Now $(A,+,\cdot)$ is a commutative ring. Identities are $c_0(x)=0_X$ and $c_1(x)=1_X, \forall x\in X$ and, supposing to know the invertible elements of $X$, those of $A$ are the set of applications which don't assume zero as a value.
About of zero divisors of $A$:
considering an application $f \in A, \,\,f\neq c_0$ such that $f(x)=0$ for some $x\in X$ and $f(\bar x)\neq 0, \,\,\, \forall \bar x \in X$ with $\bar x \neq x$. I can assume that exists an application $g \in A$ such that: $$ g(y) = \begin{cases} 0 &\text{if}\;\;\; y \neq x \\ 0 \neq k \in X &\text{if}\;\;\; y = x \end{cases}$$ so $f,g \neq c_0$ and $f \cdot g = c_0$. Hence can I say that the set of zero divisors of $A$ is composed by all the applications which assume $0$ as a value?
Let $D$ be that set, is $D$ an ideal of $A$? I am not sure that I can suppose $\forall f,g \in D$ that $(f-g)\in D$ where for $f \cdot g$ is trivial.
Lastly, agreed upon $X=\{0,1\}$, show an isomorphism between $R^X$ and $R \times R$:
Can I consider $\lambda_a :X \to R$ such that $\lambda_a (x) = a \cdot x$, $\,\, \forall x \in X$, $\forall a\in R\,\,\,\,$ and $\,\,\,\, \phi : R^X \to R \times R$ such that $\phi(\lambda_a) = (a \cdot x,a \cdot x)$? Or do I have a loss of informations?
1) The zero divisors of $R^X$ are those functions which either vanishes somewhere or admits a zero divisor as value.
2) $D$ is not stable under addition.

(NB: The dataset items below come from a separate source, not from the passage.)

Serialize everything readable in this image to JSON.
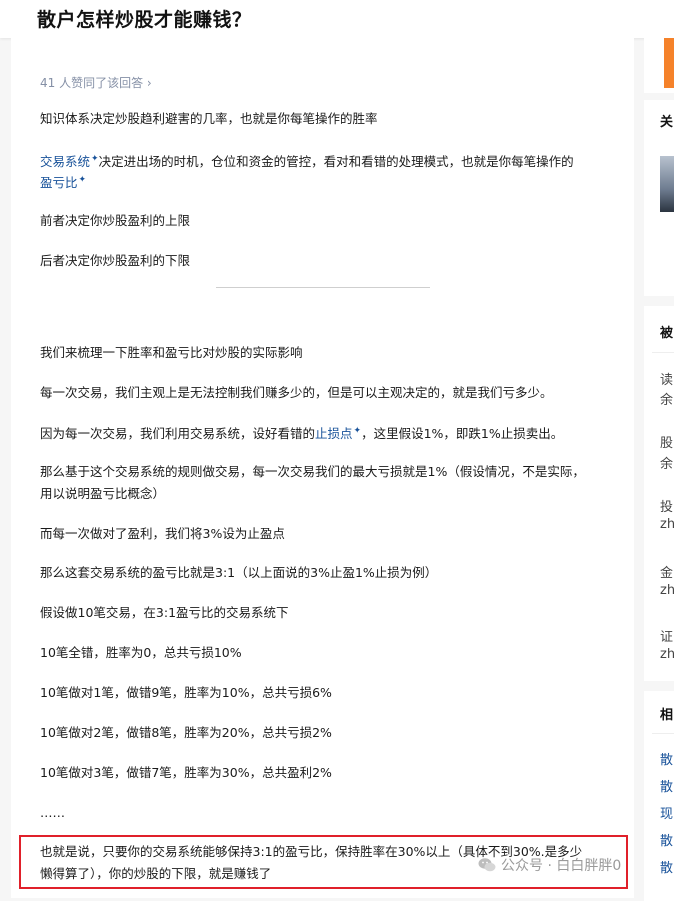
{
  "question": {
    "title": "散户怎样炒股才能赚钱？"
  },
  "answer": {
    "votes_text": "41 人赞同了该回答",
    "votes_arrow": "›",
    "p1": "知识体系决定炒股趋利避害的几率，也就是你每笔操作的胜率",
    "p2_link1": "交易系统",
    "p2_rest": "决定进出场的时机，仓位和资金的管控，看对和看错的处理模式，也就是你每笔操作的",
    "p2_link2": "盈亏比",
    "p3": "前者决定你炒股盈利的上限",
    "p4": "后者决定你炒股盈利的下限",
    "p5": "我们来梳理一下胜率和盈亏比对炒股的实际影响",
    "p6": "每一次交易，我们主观上是无法控制我们赚多少的，但是可以主观决定的，就是我们亏多少。",
    "p7_pre": "因为每一次交易，我们利用交易系统，设好看错的",
    "p7_link": "止损点",
    "p7_post": "，这里假设1%，即跌1%止损卖出。",
    "p8_line1": "那么基于这个交易系统的规则做交易，每一次交易我们的最大亏损就是1%（假设情况，不是实际，",
    "p8_line2": "用以说明盈亏比概念）",
    "p9": "而每一次做对了盈利，我们将3%设为止盈点",
    "p10": "那么这套交易系统的盈亏比就是3:1（以上面说的3%止盈1%止损为例）",
    "p11": "假设做10笔交易，在3:1盈亏比的交易系统下",
    "p12": "10笔全错，胜率为0，总共亏损10%",
    "p13": "10笔做对1笔，做错9笔，胜率为10%，总共亏损6%",
    "p14": "10笔做对2笔，做错8笔，胜率为20%，总共亏损2%",
    "p15": "10笔做对3笔，做错7笔，胜率为30%，总共盈利2%",
    "p16": "……",
    "p17_line1": "也就是说，只要你的交易系统能够保持3:1的盈亏比，保持胜率在30%以上（具体不到30%.是多少",
    "p17_line2": "懒得算了），你的炒股的下限，就是赚钱了"
  },
  "watermark": {
    "text": "公众号 · 白白胖胖0",
    "icon": "wechat-icon"
  },
  "sidebar": {
    "heading1": "关",
    "heading2": "被",
    "items": [
      {
        "l1": "读",
        "l2": "余"
      },
      {
        "l1": "股",
        "l2": "余"
      },
      {
        "l1": "投",
        "l2": "zh"
      },
      {
        "l1": "金",
        "l2": "zh"
      },
      {
        "l1": "证",
        "l2": "zh"
      }
    ],
    "heading3": "相",
    "related": [
      "散",
      "散",
      "现",
      "散",
      "散"
    ]
  },
  "colors": {
    "link": "#175199",
    "highlight_border": "#e0202a",
    "accent_orange": "#f5822a"
  }
}
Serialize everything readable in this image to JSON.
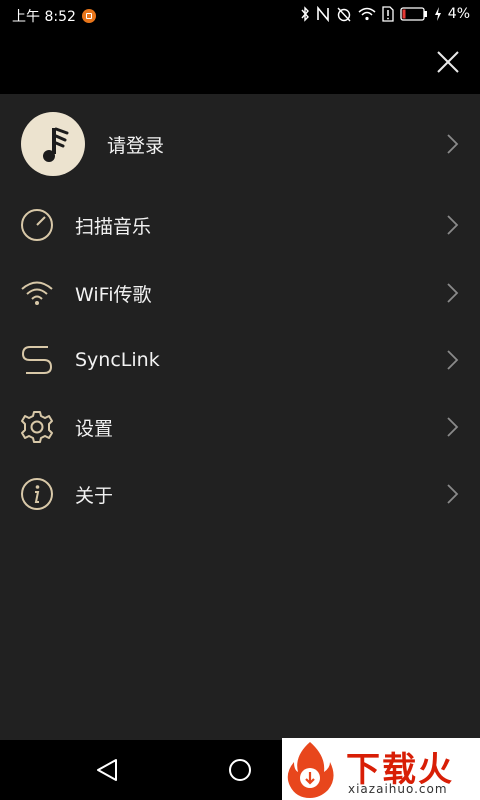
{
  "status_bar": {
    "time": "上午 8:52",
    "battery": "4%",
    "icons": [
      "notification-icon",
      "bluetooth-icon",
      "nfc-icon",
      "alarm-off-icon",
      "wifi-icon",
      "sim-alert-icon",
      "battery-icon",
      "charging-icon"
    ]
  },
  "top_bar": {
    "close_icon": "close-icon"
  },
  "menu": {
    "login_label": "请登录",
    "items": [
      {
        "label": "扫描音乐",
        "icon": "scan-dial-icon"
      },
      {
        "label": "WiFi传歌",
        "icon": "wifi-icon"
      },
      {
        "label": "SyncLink",
        "icon": "synclink-icon"
      },
      {
        "label": "设置",
        "icon": "gear-icon"
      },
      {
        "label": "关于",
        "icon": "info-icon"
      }
    ]
  },
  "colors": {
    "accent": "#d8c8a8",
    "background": "#212121",
    "top": "#000000",
    "avatar": "#ece3cf"
  },
  "watermark": {
    "title": "下载火",
    "subtitle": "xiazaihuo.com"
  }
}
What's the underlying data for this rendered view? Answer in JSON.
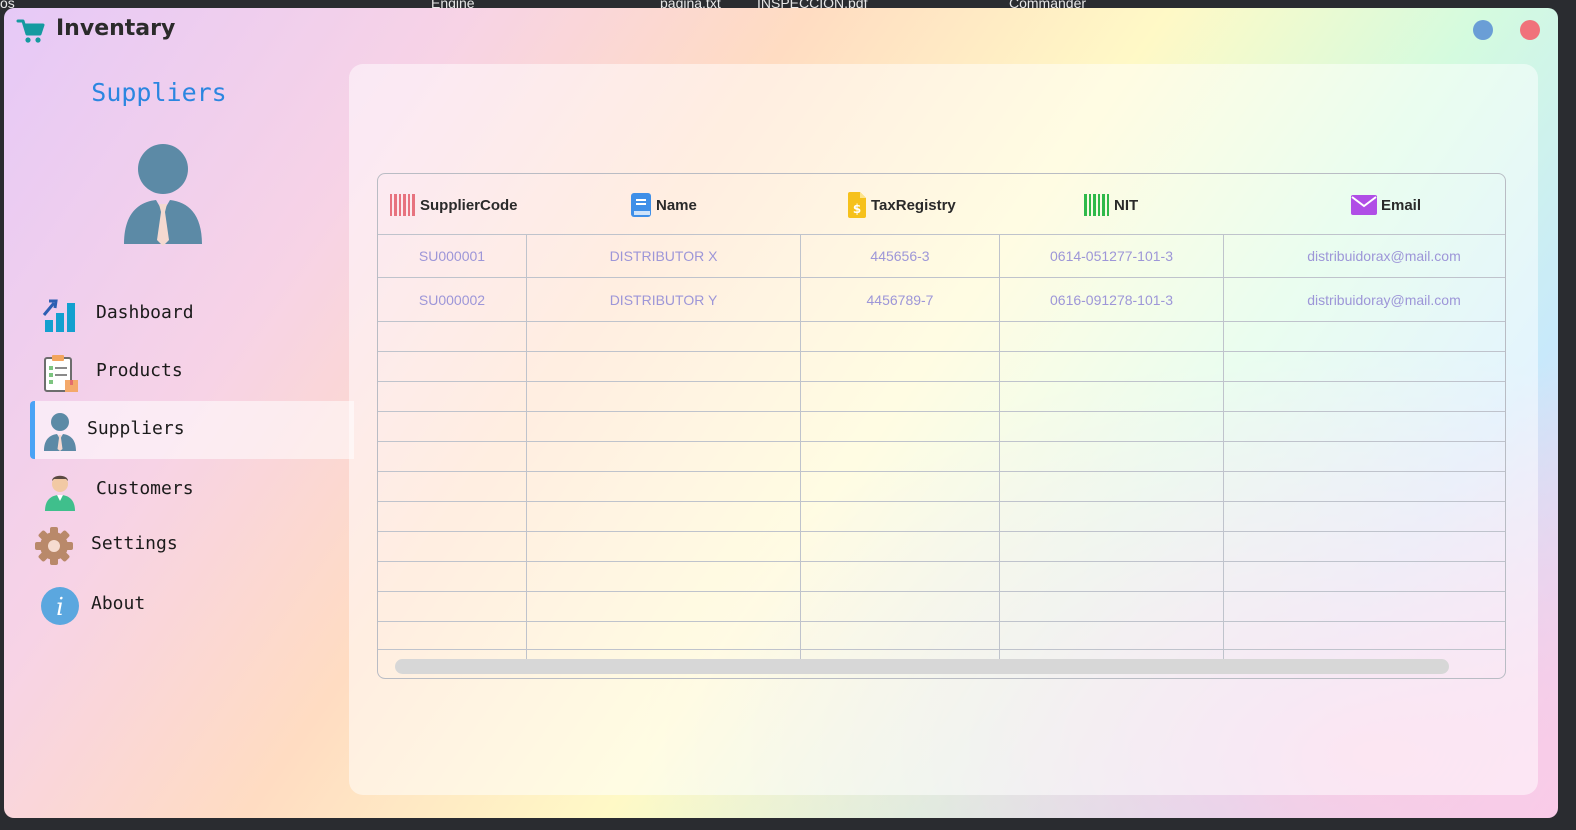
{
  "desktop": {
    "labels": [
      "os",
      "Engine",
      "pagina.txt",
      "INSPECCION.pdf",
      "Commander"
    ]
  },
  "window": {
    "title": "Inventary",
    "icon": "shopping-cart-icon",
    "controls": {
      "minimize_color": "#6a9ed6",
      "close_color": "#f0727b"
    }
  },
  "sidebar": {
    "title": "Suppliers",
    "avatar_icon": "supplier-avatar-icon",
    "items": [
      {
        "label": "Dashboard",
        "icon": "bar-chart-icon",
        "active": false
      },
      {
        "label": "Products",
        "icon": "clipboard-icon",
        "active": false
      },
      {
        "label": "Suppliers",
        "icon": "supplier-icon",
        "active": true
      },
      {
        "label": "Customers",
        "icon": "customer-icon",
        "active": false
      },
      {
        "label": "Settings",
        "icon": "gear-icon",
        "active": false
      },
      {
        "label": "About",
        "icon": "info-icon",
        "active": false
      }
    ],
    "accent_color": "#4aa3f5"
  },
  "table": {
    "columns": [
      {
        "label": "SupplierCode",
        "icon": "barcode-icon"
      },
      {
        "label": "Name",
        "icon": "book-icon"
      },
      {
        "label": "TaxRegistry",
        "icon": "dollar-document-icon"
      },
      {
        "label": "NIT",
        "icon": "barcode-icon"
      },
      {
        "label": "Email",
        "icon": "envelope-icon"
      }
    ],
    "rows": [
      [
        "SU000001",
        "DISTRIBUTOR X",
        "445656-3",
        "0614-051277-101-3",
        "distribuidorax@mail.com"
      ],
      [
        "SU000002",
        "DISTRIBUTOR Y",
        "4456789-7",
        "0616-091278-101-3",
        "distribuidoray@mail.com"
      ]
    ],
    "empty_rows": 11,
    "cell_text_color": "#9d96d8"
  }
}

Take for example $$f(x)=\begin{cases} 1 \; \text{if } x\in A \\ 0 \; \text{otherwise} \end{cases} \qquad \text{and} \qquad g(x)=\begin{cases} 1 \; \text{if } x\in \bar{A} \\ 0 \; \text{otherwise} \end{cases},$$ for some $\emptyset \subsetneq A \subsetneq X.$ Then $f,g\in D$ while $f+g\notin D.$
3) A function in $f\in R^X$ is uniquely determined by its values on $\{0,1\}$. So if $f(0)=x$ and $f(1)=y$ you can define $\phi : R^X \longrightarrow R \times R, \, \phi(f)=(x,y) .$ This is a ring homomorphism from the definition of $R^X$, it has inverse $\psi : R \times R \longrightarrow R^X, (x,y)\mapsto (f: f(0)=x, f(1)=y)$.